Il y a pour moi une question clinique qui s’est dégagée peu à peu de la lecture des textes du blog : le symptôme est-il garanti ?
Quelques références m’ont intéressée pour réfléchir à cette question : « Au début, avec Freud, la psychanalyse s’est orientée du père »[1]. « L’essentiel de la fonction du père est d’être un symptôme »[2]. « Le père est un symptôme, ou un sinthome, comme vous voulez. »[3] Neus Carbonell propose que ce soit par son symptôme, que le père exerce sa fonction civilisatrice.
Alors, dans quelle mesure la psychanalyse continue-t-elle à être orientée par le père ? Nous constatons un échec du discours du maître et un apogée du discours capitaliste dont la logique réussit à instaurer un court-circuit dans la rotation des places, ce n’est pas la place de l’agent qui commande. Le savoir est articulé à la production d’objets. Je me demande alors si nous sommes dans une époque de changement constant de discours ou si le discours capitaliste s’est installé de telle manière qu’il détruit la possibilité du commandement. Parce que le commandement, la place de l’agent, est ce qui rend possible l’incarnation de la fonction. Est-ce l’échec de la structure même du discours ce qui serait en jeu ?
Quelques éléments cliniques montrent, précisément, ce qui est en jeu de façon symptomatique, dans cette difficulté de s’orienter dans le discours et d’en ordonner les places. Par exemple, des pères arrivent avec des enfants « à problèmes », ils apportent un diagnostic, ou le sollicitent. Toutefois, l’on vérifie que cette croyance dans le fait que le diagnostic pouvait orienter chute. D’un autre côté, il y a une difficulté à percevoir la souffrance sous-jacente, tant du côté des enfants que de celui des parents. On entend dans les présentations cette distance, cette barre, cette barrière d’avec la parole, où se diluent les conséquences de la prise de parole. Je rencontre une difficulté pour instaurer la parole.
Nous recevons aussi des adolescents fortement empêchés de se responsabiliser vis-à-vis de leurs actes, pour écouter, pour prendre la parole : « je n’ai rien à dire, ce n’est pas important, je ne ressens rien, ça m’est égal… »
On peut esquisser un trait commun entre ces cas. Celui-ci nous amène à penser à la dictature du plus-de-jouir, qui laisse très peu d’espace à une structuration symptomatique. En effet, le plus-de-jouir ravage parents et enfants. Poussée dans laquelle l’enfant devient dictateur.
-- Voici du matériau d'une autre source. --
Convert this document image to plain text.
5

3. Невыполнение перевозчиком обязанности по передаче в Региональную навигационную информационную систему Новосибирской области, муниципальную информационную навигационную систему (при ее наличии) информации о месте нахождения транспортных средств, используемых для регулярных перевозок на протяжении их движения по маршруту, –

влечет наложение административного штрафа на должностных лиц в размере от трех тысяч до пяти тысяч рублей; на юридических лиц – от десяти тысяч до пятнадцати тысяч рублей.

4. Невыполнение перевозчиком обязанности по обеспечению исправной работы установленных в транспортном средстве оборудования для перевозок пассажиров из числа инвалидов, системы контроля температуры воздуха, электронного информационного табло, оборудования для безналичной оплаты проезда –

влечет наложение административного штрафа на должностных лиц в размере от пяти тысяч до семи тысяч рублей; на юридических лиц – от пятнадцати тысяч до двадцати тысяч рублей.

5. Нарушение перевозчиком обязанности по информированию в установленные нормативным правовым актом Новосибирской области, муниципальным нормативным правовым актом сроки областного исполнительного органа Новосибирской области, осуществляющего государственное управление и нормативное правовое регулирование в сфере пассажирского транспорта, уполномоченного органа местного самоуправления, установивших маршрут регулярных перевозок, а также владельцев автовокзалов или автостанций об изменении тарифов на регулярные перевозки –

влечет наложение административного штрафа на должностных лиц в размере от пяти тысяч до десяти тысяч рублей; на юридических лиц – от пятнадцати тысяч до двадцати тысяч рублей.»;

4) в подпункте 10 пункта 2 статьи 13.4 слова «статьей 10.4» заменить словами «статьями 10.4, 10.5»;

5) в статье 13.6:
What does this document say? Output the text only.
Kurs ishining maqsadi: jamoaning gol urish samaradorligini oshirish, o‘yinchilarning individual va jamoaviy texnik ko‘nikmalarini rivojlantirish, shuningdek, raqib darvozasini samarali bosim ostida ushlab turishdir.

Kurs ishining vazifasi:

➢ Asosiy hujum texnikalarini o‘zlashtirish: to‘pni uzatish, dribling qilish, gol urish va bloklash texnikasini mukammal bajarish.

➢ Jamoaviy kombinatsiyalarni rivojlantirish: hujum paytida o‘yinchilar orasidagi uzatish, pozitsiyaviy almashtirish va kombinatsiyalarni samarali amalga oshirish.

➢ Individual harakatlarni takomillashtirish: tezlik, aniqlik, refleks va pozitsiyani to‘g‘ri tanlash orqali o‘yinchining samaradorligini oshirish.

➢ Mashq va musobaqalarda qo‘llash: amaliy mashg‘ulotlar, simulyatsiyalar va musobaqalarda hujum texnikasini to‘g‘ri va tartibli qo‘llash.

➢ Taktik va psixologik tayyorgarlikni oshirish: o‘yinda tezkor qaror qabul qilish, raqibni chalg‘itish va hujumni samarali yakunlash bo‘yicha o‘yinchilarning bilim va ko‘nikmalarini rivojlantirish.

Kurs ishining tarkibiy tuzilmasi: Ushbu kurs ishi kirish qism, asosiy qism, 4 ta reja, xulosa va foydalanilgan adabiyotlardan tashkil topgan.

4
Comment transformer cela ? C’est la question clinique la plus actuelle, celle des parents : comment faire pour freiner cela ?
Un autre élément clinique est la dégradation de la masculinité. Certaines femmes disent qu’elles se passent d’un homme. On entend : « pour ce que je veux, je n’ai pas besoin d’un homme, il est en trop. » D’autre part, des hommes arrivent à la consultation, dévastés par leur séparation, témoignant d’un changement radical dans la position de celles qui furent leurs femmes. Elles deviennent féroces, despotes, et vont jusqu’à déclarer « tout leur prendre », enfants y compris, ces enfants qui se transforment en objets de litige.
Il faudra voir si pour les premières, « se passer d’un homme » est une solution, ou bien ce qui est en jeu dans cette exclusion amoureuse. Pour les secondes, on pourrait lire leur solution comme une version féroce du père. C’est-à-dire, des femmes qui deviennent la loi, exerçant leur « pouvoir ».
Pour terminer, je reprends alors la question initiale. Si la psychanalyse continue à s’orienter par le père, n’est-ce pas dans la mesure où nous introduisons l’amour ? L’amour, comme la fonction par excellence du manque. Cette opération qui propose, comme analystes, d’incarner un discours qui fasse symptôme. Ce n’est pas sûr qu’il y ait symptôme, il faut le produire, à une place qui rappelle au sujet l’ex-sistence d’un savoir singulier et la responsabilité en jeu à le dire. S’il y a une fonction du père qui soit encore vivante, c’est celle-là, la question est qui l’incarne. En tant qu’analystes, nous tenterons de le faire, causer ce désir, dans l’autre également.
Références de l’auteur :
[1] De Halleux B., « Familles réinventées », Nobodaddy, Blog PIPOL 11, publié le 26 février 2023, disponible en ligne.
[2] Lacaze-Paule C., « Les péchés du père », Nobodaddy, Blog PIPOL 11, publié le 26 février 2023, disponible en ligne.
[3] Lacan J., Le Séminaire, livre XXIII, Le Sinthome, Paris, Seuil, p. 19.